GCR2P 2021/10/06 20:53

Atrocity Alert is a weekly publication by the Global Centre for the Responsibility to Protect highlighting situations where populations are at risk of, or are enduring, mass atrocity crimes.

“On 30 September the UN Joint Human Rights Office in the Democratic Republic of the Congo (DRC) reported that there were 739 documented human rights violations and abuses across the country during August – a 50 percent increase as compared to July.  Summary killings also significantly increased, resulting in the deaths of at least 293 civilians.  While state agents perpetrated the majority of human rights violations and abuses, armed groups were responsible for the majority of civilian deaths.

Ninety-four percent of the documented human rights violations occurred in North Kivu and Ituri provinces, in the east of the country, where civilians continue to be threatened by armed groups and recurring inter-communal violence.  More than 1,200 civilians have been killed in the eastern DRC so far this year.

A “state of siege” declared by the government on 30 April in order to combat armed groups in North Kivu and Ituri has done little to improve the security situation.  According to the UN Refugee Agency, the response of some armed groups has been to increase violent reprisals against villages they suspect of supporting the government.  On 5 October the UN Deputy High Commissioner for Human Rights, Nada Al-Nashif, also told the Human Rights Council that, “though considerable efforts have been made by the Government to improve the behaviour of the State security forces involved in military operations against armed groups, human rights violations continue to pose serious concerns.”

Amongst the armed groups operating in the eastern DRC, the Allied Democratic Forces (ADF) – which has previously been responsible for crimes against humanity and war crimes – was responsible for the most documented violations during August.  A UNJHRO fact-finding mission in Irumu territory documented killings, ill-treatment and kidnappings committed by the ADF against civilians.  On 1 September alleged ADF fighters ambushed a civilian convoy escorted by the government’s armed forces (FARDC) and UN peacekeepers, killing at least four people near Komanda, Ituri province.  Two days later, suspected ADF members also shot or hacked to death 30 people in the village of Makutano in Ituri.

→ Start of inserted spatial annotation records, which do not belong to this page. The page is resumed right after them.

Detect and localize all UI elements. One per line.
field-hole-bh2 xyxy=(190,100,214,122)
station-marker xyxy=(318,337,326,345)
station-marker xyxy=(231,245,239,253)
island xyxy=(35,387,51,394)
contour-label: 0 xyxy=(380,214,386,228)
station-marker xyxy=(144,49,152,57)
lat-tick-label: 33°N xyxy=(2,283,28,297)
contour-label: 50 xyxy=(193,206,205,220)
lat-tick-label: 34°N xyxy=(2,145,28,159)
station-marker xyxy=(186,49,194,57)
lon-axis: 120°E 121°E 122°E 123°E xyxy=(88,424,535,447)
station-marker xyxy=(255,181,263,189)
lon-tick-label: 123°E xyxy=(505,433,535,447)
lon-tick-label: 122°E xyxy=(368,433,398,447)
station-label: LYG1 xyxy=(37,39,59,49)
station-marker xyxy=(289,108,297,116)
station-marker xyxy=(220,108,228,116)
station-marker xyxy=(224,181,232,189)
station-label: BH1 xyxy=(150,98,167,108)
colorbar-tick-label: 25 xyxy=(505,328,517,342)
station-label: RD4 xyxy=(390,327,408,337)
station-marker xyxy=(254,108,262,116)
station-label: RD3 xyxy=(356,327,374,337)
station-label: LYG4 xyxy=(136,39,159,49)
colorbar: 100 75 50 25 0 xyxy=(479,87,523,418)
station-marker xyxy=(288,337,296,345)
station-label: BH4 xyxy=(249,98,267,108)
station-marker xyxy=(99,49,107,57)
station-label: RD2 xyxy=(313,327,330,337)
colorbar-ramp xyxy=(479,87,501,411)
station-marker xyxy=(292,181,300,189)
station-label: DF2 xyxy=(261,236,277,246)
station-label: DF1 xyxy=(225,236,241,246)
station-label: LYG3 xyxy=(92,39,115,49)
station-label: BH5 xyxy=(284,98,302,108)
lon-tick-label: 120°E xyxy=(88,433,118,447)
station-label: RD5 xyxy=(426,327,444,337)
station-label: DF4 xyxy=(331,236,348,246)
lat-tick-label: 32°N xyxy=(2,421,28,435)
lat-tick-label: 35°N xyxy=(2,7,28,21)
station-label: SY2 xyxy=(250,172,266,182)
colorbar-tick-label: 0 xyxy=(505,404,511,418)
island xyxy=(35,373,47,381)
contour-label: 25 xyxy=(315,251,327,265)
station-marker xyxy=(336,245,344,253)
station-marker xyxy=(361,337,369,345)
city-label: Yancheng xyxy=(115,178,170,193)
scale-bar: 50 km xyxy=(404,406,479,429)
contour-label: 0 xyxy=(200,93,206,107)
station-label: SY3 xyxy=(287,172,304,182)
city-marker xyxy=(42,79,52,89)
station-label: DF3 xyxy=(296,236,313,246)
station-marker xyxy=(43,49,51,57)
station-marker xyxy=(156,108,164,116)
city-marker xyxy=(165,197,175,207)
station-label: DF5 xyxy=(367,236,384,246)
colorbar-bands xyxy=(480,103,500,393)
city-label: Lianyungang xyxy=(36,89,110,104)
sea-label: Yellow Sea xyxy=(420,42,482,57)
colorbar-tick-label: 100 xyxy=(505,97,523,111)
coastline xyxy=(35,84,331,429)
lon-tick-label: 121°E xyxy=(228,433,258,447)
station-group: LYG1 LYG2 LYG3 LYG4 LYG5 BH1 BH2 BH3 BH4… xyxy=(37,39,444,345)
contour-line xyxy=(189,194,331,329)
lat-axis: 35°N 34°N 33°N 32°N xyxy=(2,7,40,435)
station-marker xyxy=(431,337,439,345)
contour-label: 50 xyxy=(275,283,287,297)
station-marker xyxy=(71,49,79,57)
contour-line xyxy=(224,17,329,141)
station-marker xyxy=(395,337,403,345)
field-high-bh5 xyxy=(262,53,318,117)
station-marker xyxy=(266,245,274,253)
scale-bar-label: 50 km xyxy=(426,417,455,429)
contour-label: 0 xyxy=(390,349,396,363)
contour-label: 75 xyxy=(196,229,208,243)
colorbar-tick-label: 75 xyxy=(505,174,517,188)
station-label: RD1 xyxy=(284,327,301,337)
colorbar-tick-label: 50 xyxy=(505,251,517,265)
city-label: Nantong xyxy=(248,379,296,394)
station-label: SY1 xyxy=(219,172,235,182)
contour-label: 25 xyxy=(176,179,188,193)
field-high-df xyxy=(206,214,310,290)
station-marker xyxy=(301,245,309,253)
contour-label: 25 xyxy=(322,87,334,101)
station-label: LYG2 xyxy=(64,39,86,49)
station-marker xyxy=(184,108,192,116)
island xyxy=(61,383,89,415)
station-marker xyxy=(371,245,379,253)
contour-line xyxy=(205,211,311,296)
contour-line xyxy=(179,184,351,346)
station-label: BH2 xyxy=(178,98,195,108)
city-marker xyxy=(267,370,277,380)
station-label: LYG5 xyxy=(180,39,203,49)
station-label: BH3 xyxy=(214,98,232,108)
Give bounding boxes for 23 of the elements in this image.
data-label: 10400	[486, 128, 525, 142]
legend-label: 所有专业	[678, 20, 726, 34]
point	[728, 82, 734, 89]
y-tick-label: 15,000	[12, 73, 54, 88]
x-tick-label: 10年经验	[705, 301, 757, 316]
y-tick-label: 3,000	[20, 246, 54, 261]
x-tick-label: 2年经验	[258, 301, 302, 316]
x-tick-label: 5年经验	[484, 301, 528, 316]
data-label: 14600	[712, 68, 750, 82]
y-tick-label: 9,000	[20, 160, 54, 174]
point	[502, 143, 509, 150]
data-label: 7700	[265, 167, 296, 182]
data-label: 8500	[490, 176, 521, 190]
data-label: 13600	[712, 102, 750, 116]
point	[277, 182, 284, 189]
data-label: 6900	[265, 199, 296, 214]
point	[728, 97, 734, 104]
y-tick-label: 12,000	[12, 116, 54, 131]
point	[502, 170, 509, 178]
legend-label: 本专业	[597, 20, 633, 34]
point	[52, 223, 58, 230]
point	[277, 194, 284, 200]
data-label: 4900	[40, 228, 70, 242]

The government, working with the UN peacekeeping force in the DRC (MONUSCO), needs to strengthen civilian protection in North Kivu and Ituri provinces.  While attempting to combat the ongoing threat posed by the ADF and other armed groups, the FARDC must uphold their obligations under International Humanitarian Law. The DRC authorities, with assistance from MONUSCO, should vigorously investigate and prosecute any alleged human rights violations and abuses perpetrated by state agents.”

The Global Centre for the Responsibility to Protect (GCR2P) is an independent organisation that focuses on conducting research, analysis and advocacy in relation to mass atrocity.

The GI ADVISORY is a security and research firm whose primary purpose is to contribute to world order and stability.

In the DRC’s North Kivu and Ituri provinces, violent conflicts are rising rather than decreasing. Various researchers have expressed varying opinions about the persecution of minority populations and the broader conflict situation in the DRC. According to one of the Freedom House reports, ethnic prejudice against several indigenous Pygmy tribes and Congolese Banyamulenge Tutsis is widespread among the country’s ethnic groupings. Despite the country’s commitment to follow international humanitarian law, the situation remains unchanged.

While nation-states have the right to control their own affairs, the R2P Principle emphasizes that they also have a fundamental obligation to protect the people living inside their borders. When a state fails to safeguard its citizens – whether due to a lack of ability or a lack of willingness – the responsibility for protecting human lives falls to the international community. Despite this principle and numerous other international accords, the international community has yet to secure peace in the DRC.